17.) Avoid making significant purchases on credit. With full approval, inspections completed, and just weeks away from closing, it’s tempting to indulge in an 80% off furniture sale nearby. However, resist the urge to splurge! The underwriter will assess your credit just before closing, so wait until after closing to avoid any complications. A few years ago, a client purchased a timeshare two weeks before closing, causing initial concern, but she managed to close successfully.
18.) Avoid using your funds for closing costs. Unless your purchase agreement specifies that the seller covers your closing costs (which varies based on market conditions), you’ll need to pay these costs at closing with a certified check. Consult your lender to determine the amount, and refrain from using that money until the closing.
19.) Stay calm if the appraisal for your new home is lower than expected. Occasionally, we encounter situations where the appraisal falls below the sales price. While this may pose challenges, it’s not a dire situation, and there are potential solutions. As the appraisal is a loan contingency, the seller may need to reduce the home’s price, or you could choose to exit the contract. Alternatively, you might negotiate a compromise by adjusting the home price or finding a middle ground with the seller.
20.) Avoid being by yourself. When collaborating with a Realtor, they can alleviate much of your stress by coordinating inspections, negotiating repairs, and liaising with your lender and the title company. Their role is to lighten your load and ensure a smooth process.
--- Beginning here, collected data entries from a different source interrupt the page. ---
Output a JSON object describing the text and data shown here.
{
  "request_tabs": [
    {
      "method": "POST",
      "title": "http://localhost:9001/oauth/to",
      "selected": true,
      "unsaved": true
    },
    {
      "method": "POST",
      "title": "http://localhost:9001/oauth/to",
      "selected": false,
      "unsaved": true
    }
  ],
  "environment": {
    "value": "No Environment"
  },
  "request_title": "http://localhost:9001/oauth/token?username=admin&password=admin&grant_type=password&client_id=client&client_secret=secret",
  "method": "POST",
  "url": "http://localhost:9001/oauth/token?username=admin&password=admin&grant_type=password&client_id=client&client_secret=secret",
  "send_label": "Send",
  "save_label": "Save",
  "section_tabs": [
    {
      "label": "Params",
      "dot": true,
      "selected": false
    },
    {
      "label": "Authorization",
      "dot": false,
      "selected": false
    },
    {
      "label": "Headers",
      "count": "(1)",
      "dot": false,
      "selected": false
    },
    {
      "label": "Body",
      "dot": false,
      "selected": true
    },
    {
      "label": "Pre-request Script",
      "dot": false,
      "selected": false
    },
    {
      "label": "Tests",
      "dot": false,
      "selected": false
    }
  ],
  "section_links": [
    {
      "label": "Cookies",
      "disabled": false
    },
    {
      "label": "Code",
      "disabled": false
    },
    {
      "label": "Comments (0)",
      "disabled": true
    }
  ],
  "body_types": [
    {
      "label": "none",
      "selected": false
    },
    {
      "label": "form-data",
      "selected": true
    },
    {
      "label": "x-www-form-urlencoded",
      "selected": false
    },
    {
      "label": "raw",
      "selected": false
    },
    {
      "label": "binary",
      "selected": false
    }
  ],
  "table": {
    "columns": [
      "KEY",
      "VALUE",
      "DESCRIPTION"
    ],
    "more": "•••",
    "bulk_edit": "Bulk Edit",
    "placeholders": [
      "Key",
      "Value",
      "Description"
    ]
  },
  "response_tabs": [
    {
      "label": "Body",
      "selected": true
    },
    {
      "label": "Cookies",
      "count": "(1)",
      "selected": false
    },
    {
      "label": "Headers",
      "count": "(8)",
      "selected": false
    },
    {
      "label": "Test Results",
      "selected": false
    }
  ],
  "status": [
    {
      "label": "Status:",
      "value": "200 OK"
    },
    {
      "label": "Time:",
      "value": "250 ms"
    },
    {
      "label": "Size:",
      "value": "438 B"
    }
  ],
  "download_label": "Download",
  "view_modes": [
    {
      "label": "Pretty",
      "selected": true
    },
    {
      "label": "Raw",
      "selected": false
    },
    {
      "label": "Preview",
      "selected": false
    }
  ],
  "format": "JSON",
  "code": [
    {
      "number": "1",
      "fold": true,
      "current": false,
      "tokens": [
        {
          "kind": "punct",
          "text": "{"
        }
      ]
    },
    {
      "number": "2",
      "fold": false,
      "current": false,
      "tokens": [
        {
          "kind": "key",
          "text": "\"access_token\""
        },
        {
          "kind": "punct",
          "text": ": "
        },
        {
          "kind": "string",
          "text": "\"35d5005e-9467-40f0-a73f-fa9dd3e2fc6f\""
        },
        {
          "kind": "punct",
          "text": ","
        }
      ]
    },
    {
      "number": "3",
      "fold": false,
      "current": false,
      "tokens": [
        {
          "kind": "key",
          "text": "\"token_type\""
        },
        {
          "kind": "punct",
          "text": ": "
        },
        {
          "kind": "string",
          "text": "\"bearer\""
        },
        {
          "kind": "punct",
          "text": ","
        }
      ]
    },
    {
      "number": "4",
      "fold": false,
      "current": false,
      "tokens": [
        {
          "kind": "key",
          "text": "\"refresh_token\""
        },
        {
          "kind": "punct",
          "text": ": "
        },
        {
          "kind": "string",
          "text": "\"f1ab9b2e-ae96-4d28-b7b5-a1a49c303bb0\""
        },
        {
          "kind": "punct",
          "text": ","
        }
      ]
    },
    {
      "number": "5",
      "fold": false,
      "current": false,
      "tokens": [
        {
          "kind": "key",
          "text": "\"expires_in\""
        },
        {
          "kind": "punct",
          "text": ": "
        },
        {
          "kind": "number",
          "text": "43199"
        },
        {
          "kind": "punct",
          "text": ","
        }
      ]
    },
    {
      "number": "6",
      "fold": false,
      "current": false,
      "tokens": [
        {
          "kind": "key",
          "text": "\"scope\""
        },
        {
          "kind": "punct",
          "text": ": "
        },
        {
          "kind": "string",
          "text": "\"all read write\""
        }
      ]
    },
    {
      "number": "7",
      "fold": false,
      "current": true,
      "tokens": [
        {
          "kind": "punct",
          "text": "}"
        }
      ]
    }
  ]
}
That’s what we’re here for.
You may also want to read: Millennials and the Real Estate Industry

Closing Notes
Avoiding these common pitfalls can significantly enhance your home-buying experience and increase the likelihood of a successful and satisfying investment. Take the time to thoroughly research, plan, and seek professional advice to make informed decisions that align with your financial goals and long-term aspirations.